Hint: In this type we find the value of \[A + B\] and \[A - B\] and solving this system of equations we can find the value of \[B\]. In this particular question we will have cases, because they asked only the positive value. If we get a positive value it will be no problem. If we get negative value we move to further case which we have done below:

Complete step-by-step answer:
Case (1):
Given, \[\tan (A - B) = 1,\]we can be rewrite it as,
\[\tan (A - B) = \tan \left( {\dfrac{\pi }{4}} \right),\]
Cancelling on both side we get,
\[ \Rightarrow A - B = \dfrac{\pi }{4}\]
Similarly \[\sec (A + B) = \dfrac{2}{{\sqrt 3 }}\] we can be rewrite it as,
\[\sec (A + B) = \sec \left( {\dfrac{\pi }{6}} \right)\]
Cancelling on both side,
\[ \Rightarrow A + B = \dfrac{\pi }{6}\]
We subtracted because we need the value of \[B\] only, if added above we will get the value of \[A\].
So Subtracting, \[A - B = \dfrac{\pi }{4}\] with \[A + B = \dfrac{\pi }{6}\]we get
\[ \Rightarrow A - B - A - B = \dfrac{\pi }{4} - \dfrac{\pi }{6}\]
\[A\] Will get cancels out,
Taking L.C.M. and simplifying we get,
\[ \Rightarrow - 2B = \dfrac{\pi }{{12}}\]
Divided by \[ - 2\] on both sides,
\[ \Rightarrow B = - \dfrac{\pi }{{24}}\]
But \[B\] cannot be negative, we need only positive value, we change any one of the angles and continue the same procedure.
Case (2):
Changing the angle,
So we take \[\sec \left( {\dfrac{\pi }{6}} \right)\] as \[\sec \left( {2\pi - \dfrac{\pi }{6}} \right)\].
Because we know \[\sec \left( {2\pi - \theta } \right) = \sec \theta \].
Then, \[\sec (A + B) = \sec \left( {2\pi - \dfrac{\pi }{6}} \right)\]
Cancelling on both sides,
 \[ \Rightarrow A + B = 2\pi - \dfrac{\pi }{6}\]

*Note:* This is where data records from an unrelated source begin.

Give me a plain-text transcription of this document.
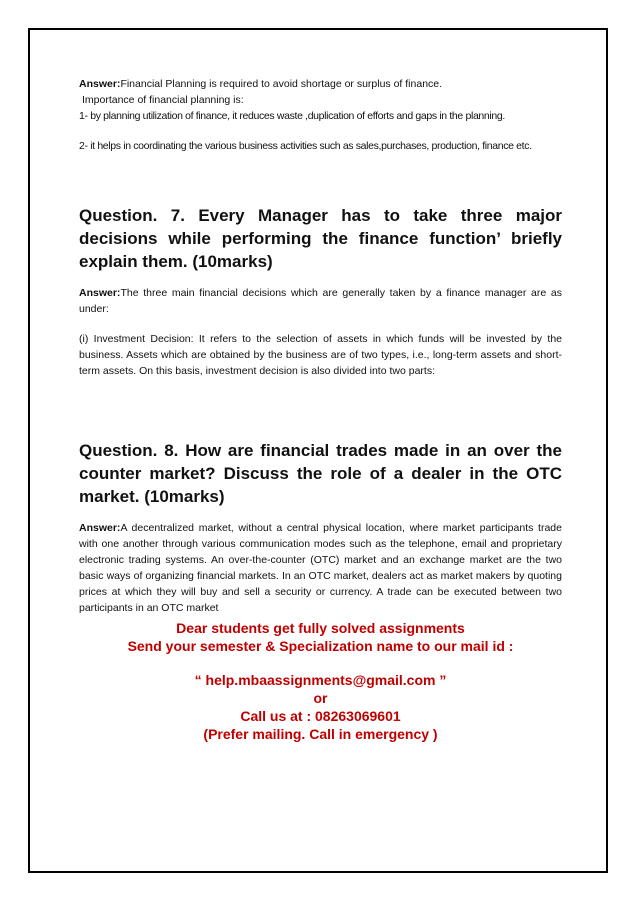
Answer:Financial Planning is required to avoid shortage or surplus of finance.

Importance of financial planning is:

1- by planning utilization of finance, it reduces waste ,duplication of efforts and gaps in the planning.

2- it helps in coordinating the various business activities such as sales,purchases, production, finance etc.

Question. 7. Every Manager has to take three major decisions while performing the finance function’ briefly explain them. (10marks)

Answer:The three main financial decisions which are generally taken by a finance manager are as under:

(i) Investment Decision: It refers to the selection of assets in which funds will be invested by the business. Assets which are obtained by the business are of two types, i.e., long-term assets and short-term assets. On this basis, investment decision is also divided into two parts:

Question. 8. How are financial trades made in an over the counter market? Discuss the role of a dealer in the OTC market. (10marks)

Answer:A decentralized market, without a central physical location, where market participants trade with one another through various communication modes such as the telephone, email and proprietary electronic trading systems. An over-the-counter (OTC) market and an exchange market are the two basic ways of organizing financial markets. In an OTC market, dealers act as market makers by quoting prices at which they will buy and sell a security or currency. A trade can be executed between two participants in an OTC market

Dear students get fully solved assignments

Send your semester & Specialization name to our mail id :

“ help.mbaassignments@gmail.com ”

or

Call us at : 08263069601

(Prefer mailing. Call in emergency )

\[ \Rightarrow A + B = \dfrac{{11\pi }}{6}\].
Now we have, \[A - B = \dfrac{\pi }{4}\] and \[A + B = \dfrac{{11\pi }}{6}\], subtracting we get,
\[ \Rightarrow A - B - A - B = \dfrac{\pi }{4} - \dfrac{{11\pi }}{6}\]
\[ \Rightarrow - 2B = - \dfrac{{19\pi }}{{12}}\]
\[ \Rightarrow B = \dfrac{{19\pi }}{{24}}\].
So, the correct answer is “Option B”.

Note: Since they asked us to find a positive value of \[B\] at first we get negative value while solving the equations in case (I) so we proceed to case (2) where we get a positive value. If they asked only the value of \[B\] and not the positive value we can stop the solution at case (I) only. . If we don’t get positive value even in case (2). We move to case (3) by changing the angle again.